Revolusi Mental yang
didendangkan Joko Widodo sebagai hasil daya endus terhadap modus operandi
parpol atau mental politik pendukungnya, relawan yang bantu dongkrak pencitraan,
koalisi yang ahli praktek politik transaksional. Terbukti ketika Kabinet Kerja
dihuni kawanan parpolis kw2, minimal sebagai pecundang yang dikirim, bukan
petarung. Terlebih oknum suruhan PDI-P.
Contoh nyata yang
terang-benderang yaitu :
Mendagri : Banyak Parpol Takut Kalah
Selasa,
4 Agustus 2015 - 21:56
Jakarta,
indopos.co.id – Menjelang pemilihan kepala daerah (Pilkada)

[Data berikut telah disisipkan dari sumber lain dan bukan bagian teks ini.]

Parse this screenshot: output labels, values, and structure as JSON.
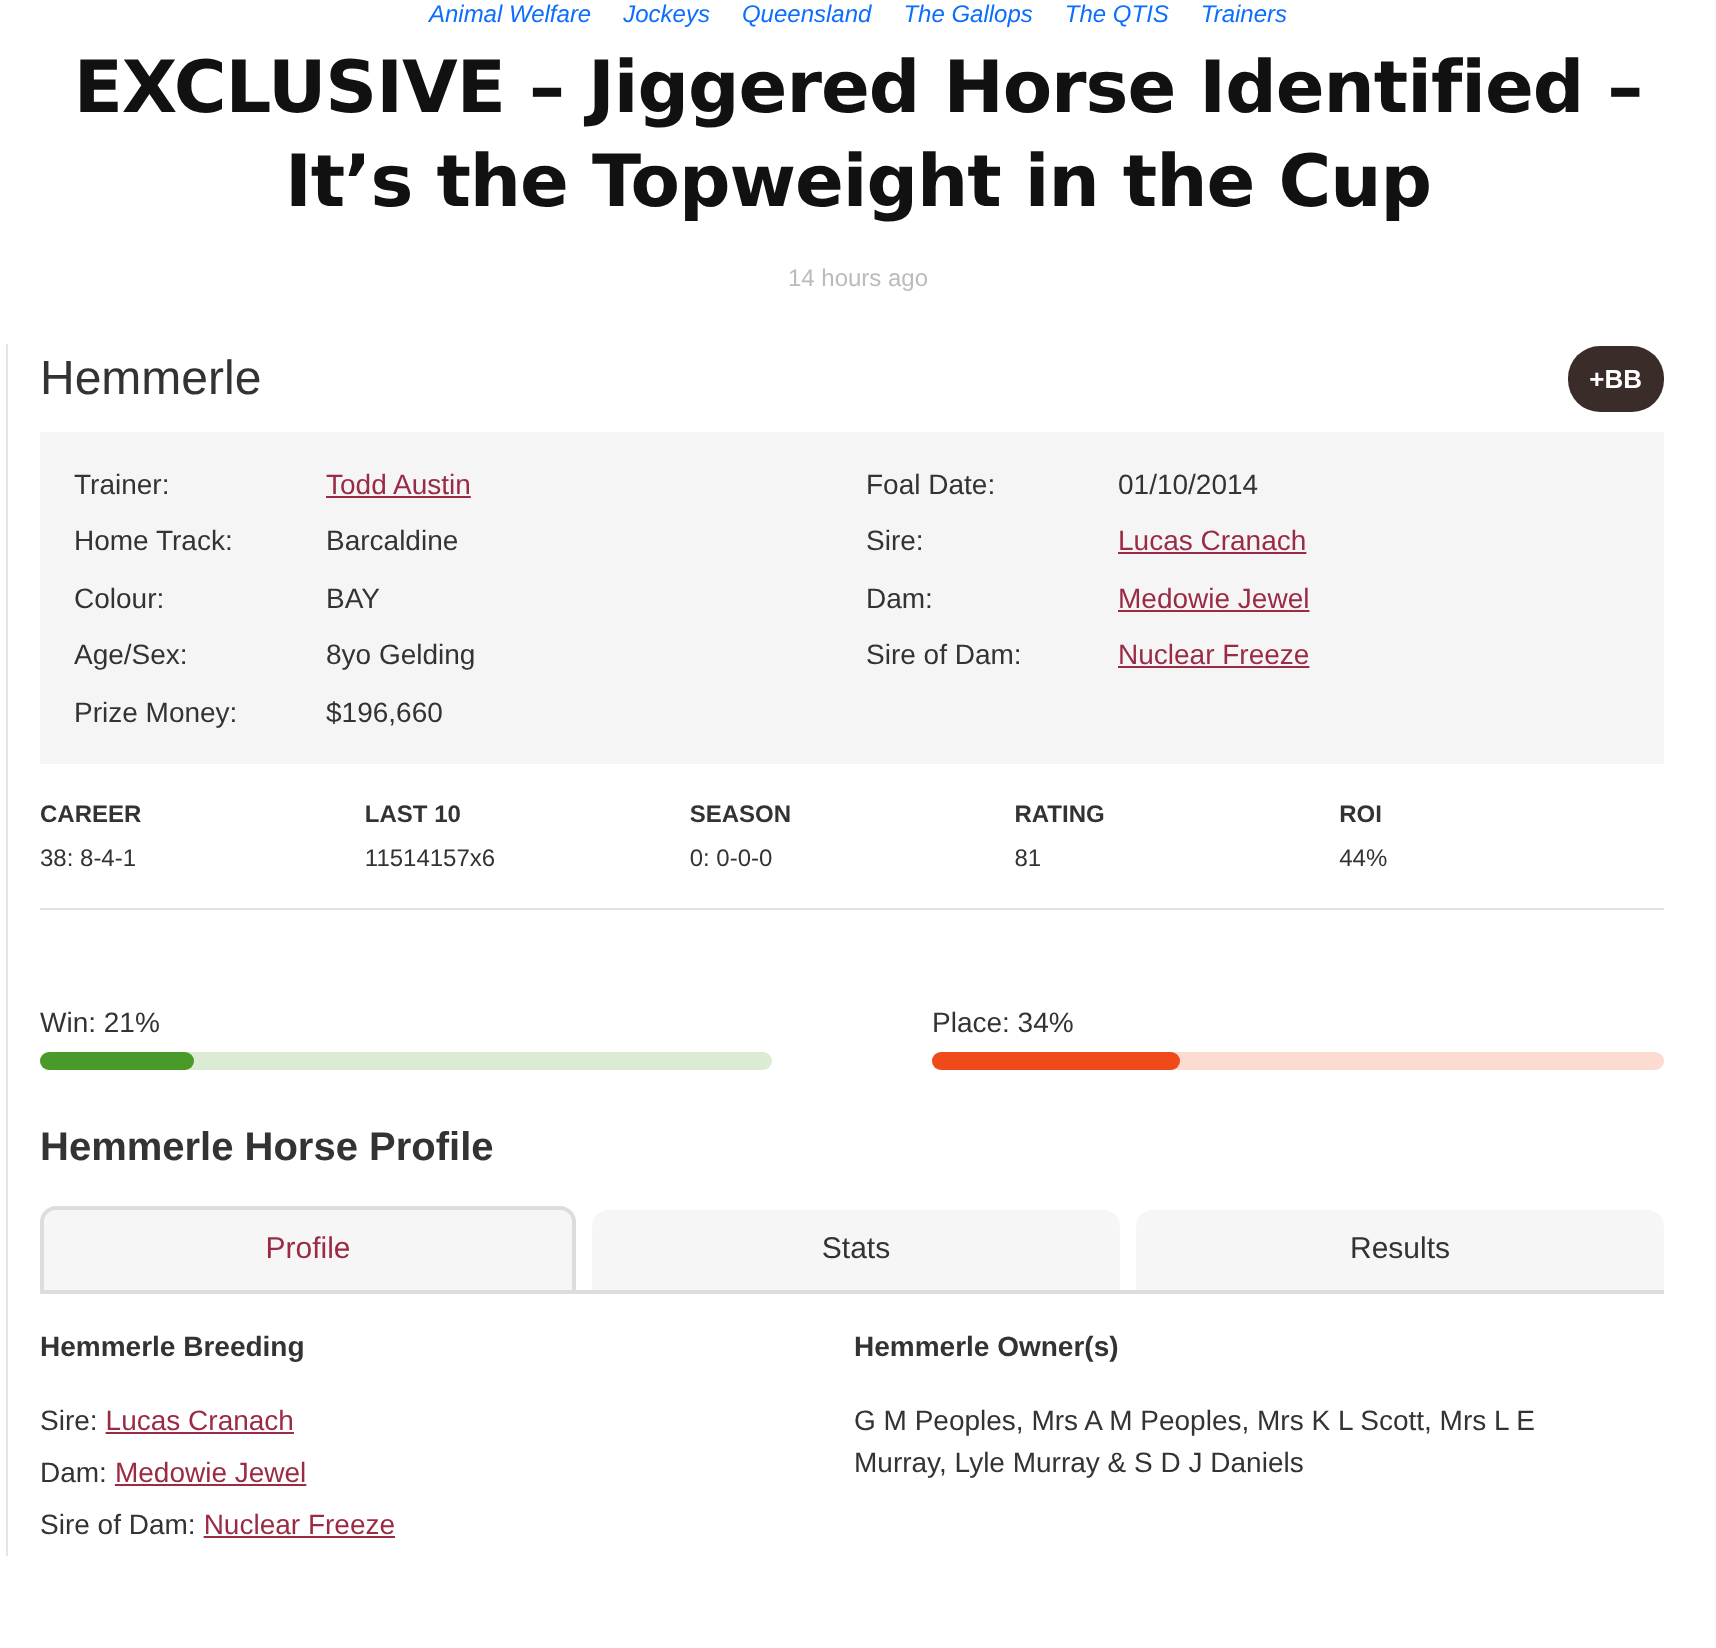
{
  "tags": [
    "Animal Welfare",
    "Jockeys",
    "Queensland",
    "The Gallops",
    "The QTIS",
    "Trainers"
  ],
  "headline": "EXCLUSIVE – Jiggered Horse Identified – It’s the Topweight in the Cup",
  "posted": "14 hours ago",
  "horse": {
    "name": "Hemmerle",
    "blackbook_button": "+BB"
  },
  "details_left": [
    {
      "label": "Trainer:",
      "value": "Todd Austin",
      "link": true
    },
    {
      "label": "Home Track:",
      "value": "Barcaldine",
      "link": false
    },
    {
      "label": "Colour:",
      "value": "BAY",
      "link": false
    },
    {
      "label": "Age/Sex:",
      "value": "8yo Gelding",
      "link": false
    },
    {
      "label": "Prize Money:",
      "value": "$196,660",
      "link": false
    }
  ],
  "details_right": [
    {
      "label": "Foal Date:",
      "value": "01/10/2014",
      "link": false
    },
    {
      "label": "Sire:",
      "value": "Lucas Cranach",
      "link": true
    },
    {
      "label": "Dam:",
      "value": "Medowie Jewel",
      "link": true
    },
    {
      "label": "Sire of Dam:",
      "value": "Nuclear Freeze",
      "link": true
    }
  ],
  "stats": [
    {
      "label": "CAREER",
      "value": "38: 8-4-1"
    },
    {
      "label": "LAST 10",
      "value": "11514157x6"
    },
    {
      "label": "SEASON",
      "value": "0: 0-0-0"
    },
    {
      "label": "RATING",
      "value": "81"
    },
    {
      "label": "ROI",
      "value": "44%"
    }
  ],
  "bars": [
    {
      "label": "Win: 21%",
      "level": 0.21,
      "color": "#4a9a2a"
    },
    {
      "label": "Place: 34%",
      "level": 0.34,
      "color": "#f04a1a"
    }
  ],
  "profile_title": "Hemmerle Horse Profile",
  "tabs": [
    {
      "label": "Profile",
      "selected": true
    },
    {
      "label": "Stats",
      "selected": false
    },
    {
      "label": "Results",
      "selected": false
    }
  ],
  "breeding": {
    "title": "Hemmerle Breeding",
    "rows": [
      {
        "label": "Sire:",
        "value": "Lucas Cranach"
      },
      {
        "label": "Dam:",
        "value": "Medowie Jewel"
      },
      {
        "label": "Sire of Dam:",
        "value": "Nuclear Freeze"
      }
    ]
  },
  "owners": {
    "title": "Hemmerle Owner(s)",
    "text": "G M Peoples, Mrs A M Peoples, Mrs K L Scott, Mrs L E Murray, Lyle Murray & S D J Daniels"
  }
}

serentak, masih ada daerah dengan jumlah calon yang hanya sepasang. Menteri
Dalam Negeri, Tjahjo Kumolo melihat hal tersebut sebagai salah satu cerminan
partai politik yang tidak siap. Ketidaksiapan itu ditunjukkan dengan tidak
adanya parpol yang mengajukan bakkal pasangan calon.
Menurutnya, parpol harus mampu berpartisipasi dalam
semua pesta demokrasi, tidak hanya Pemilihan Presiden (Pilpres). "Fungsi
Parpol tidak hanya dalam rekrutmen Presiden, tapi pemilihan Gubernur dan
Walikota juga. Itu agenda rutin jauh-jauh hari. Tapi kecenderungan saat ini, Parpol tidak siap kalah," ujar Tjahjo
di gedung Lemhanas, Jakarta, Selasa (4/8).

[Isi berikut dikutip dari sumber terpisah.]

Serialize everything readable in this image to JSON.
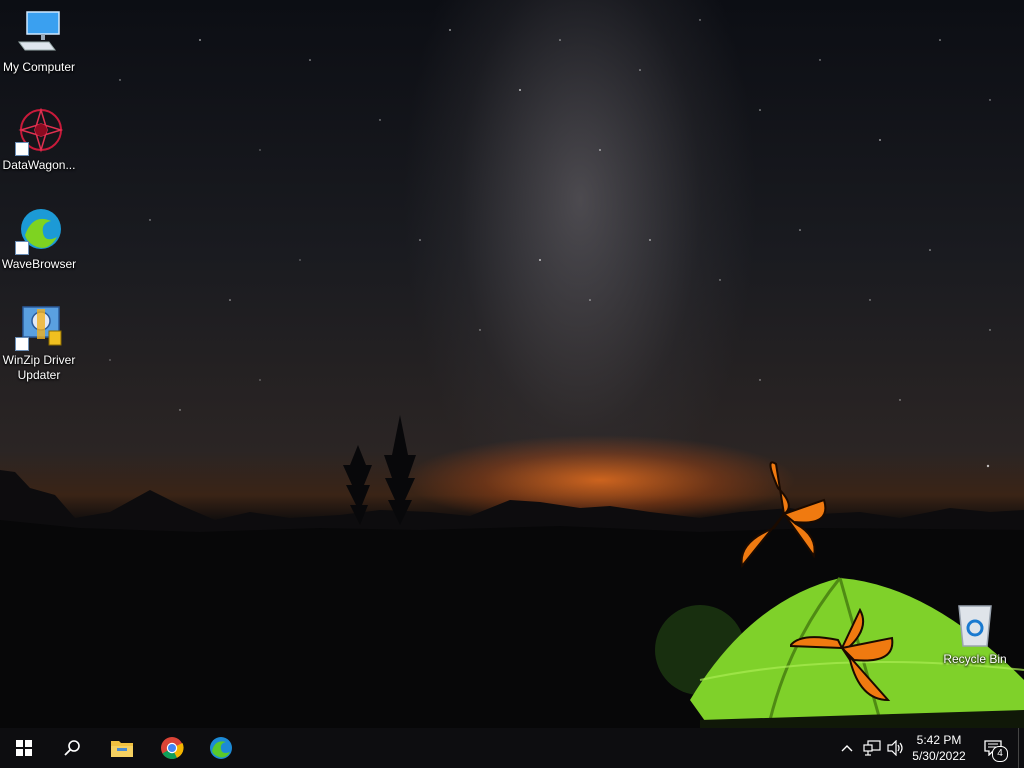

Seharusnya, tiap partai politik yang berkomitmen bisa
mempersiapkan pasangan bakal calon sebagai pesaing. Sehingga dalam pilkada
nanti, calon yang hanya sepasang tidak terganjal langkahnya. Saat ini,
diperlukan aturan-aturan dan perembugan untuk memuluskan langkah pasangan bakal
calon yang hanya sepasang itu.
Bahkan, hal tersebut membawa resiko Pilkada di
daerah-daerah dengan sepasang bakal calon akan diundur ke 2017.

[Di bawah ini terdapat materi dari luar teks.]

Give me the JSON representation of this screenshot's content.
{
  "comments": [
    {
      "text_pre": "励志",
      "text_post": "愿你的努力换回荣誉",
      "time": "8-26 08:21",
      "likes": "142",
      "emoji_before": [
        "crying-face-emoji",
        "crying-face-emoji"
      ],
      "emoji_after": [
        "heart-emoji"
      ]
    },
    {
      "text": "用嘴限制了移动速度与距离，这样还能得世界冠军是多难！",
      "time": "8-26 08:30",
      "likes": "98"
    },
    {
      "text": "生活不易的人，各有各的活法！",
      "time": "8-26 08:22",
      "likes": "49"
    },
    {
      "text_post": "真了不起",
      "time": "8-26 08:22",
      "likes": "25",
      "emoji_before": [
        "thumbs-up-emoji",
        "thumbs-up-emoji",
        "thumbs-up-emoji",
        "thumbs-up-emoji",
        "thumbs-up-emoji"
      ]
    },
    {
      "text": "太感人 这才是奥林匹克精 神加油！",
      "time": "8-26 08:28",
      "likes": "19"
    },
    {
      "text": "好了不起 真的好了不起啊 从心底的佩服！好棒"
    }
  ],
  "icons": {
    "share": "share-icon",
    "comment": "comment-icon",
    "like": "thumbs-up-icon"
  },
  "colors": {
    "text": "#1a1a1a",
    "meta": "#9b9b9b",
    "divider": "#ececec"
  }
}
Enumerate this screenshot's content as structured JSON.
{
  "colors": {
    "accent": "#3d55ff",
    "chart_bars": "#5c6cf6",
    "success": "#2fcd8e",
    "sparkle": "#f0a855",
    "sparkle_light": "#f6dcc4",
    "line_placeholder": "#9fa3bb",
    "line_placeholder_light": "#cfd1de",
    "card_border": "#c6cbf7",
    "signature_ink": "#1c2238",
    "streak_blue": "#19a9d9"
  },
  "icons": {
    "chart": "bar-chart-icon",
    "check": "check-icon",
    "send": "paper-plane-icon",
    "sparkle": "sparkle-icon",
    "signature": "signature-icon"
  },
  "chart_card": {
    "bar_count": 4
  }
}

"Harusnya kan fight, dengan parpol tidak siap kalah, calonnya hanya
sepasang. Merugikan partai lain yang calonnya hanya sepasang," tutur
Tjahjo.
Komisi Pemilihan Umum (KPU) sampai saat ini memastikan
pilkada di 7 daerah ditunda hingga tahun 2017. Pasalnya ke 7 daerah itu tidak
mengalami penambahan bakal pasangan calon alias calon tunggal sampai masa
perpanjangan pendaftaran ditutup Senin (3/8) pukul 16.00 WIB kemarin.
Mendagri sendiri masih akan menunggu laporang resmi
dari KPU untuk menentukan sikap. "Nanti dibahas di menkoplhukam. Sudah disiapkan
opsi-opsi itu. Mungkin nanti sore ada rapat kabinet. Supaya bisa diambil
sikap," kata Tjahjo.
Menurut dia, pada prinsipya ia tak menginginkan
hak-hak politik pasangan bakal calon yang hanya satu itu dirampas. Harus ada
pelindung dan penjamin bagi mereka untuk mengikuti Pilkada 2015.
"Kalau ini diundur, siapa yang menjamin 2017 bisa
muncul dua pasang calon. Soal mekanismenya nanti dibahas, kami juga tidak
setuju kalau otomatis dilantik," imbuh Tjahjoo.
Soal pembuatan peraturan pemerintah pengganti
undang-undang (perppu) Tjahjo mengaku tak menutup kemungkinan pemerintah akan
mengambil langkah itu. Mantan sekjen PDIP menegaskan, keputusan pemerintah
mengeluarkan perppu tergantung hasil laporan KPU hari ini.
"Yang penting satu pasang calon bisa ikut
pilkada. Mekanismenya bagaimana nanti dirembug. Mungkin minggu ini (sikapnya)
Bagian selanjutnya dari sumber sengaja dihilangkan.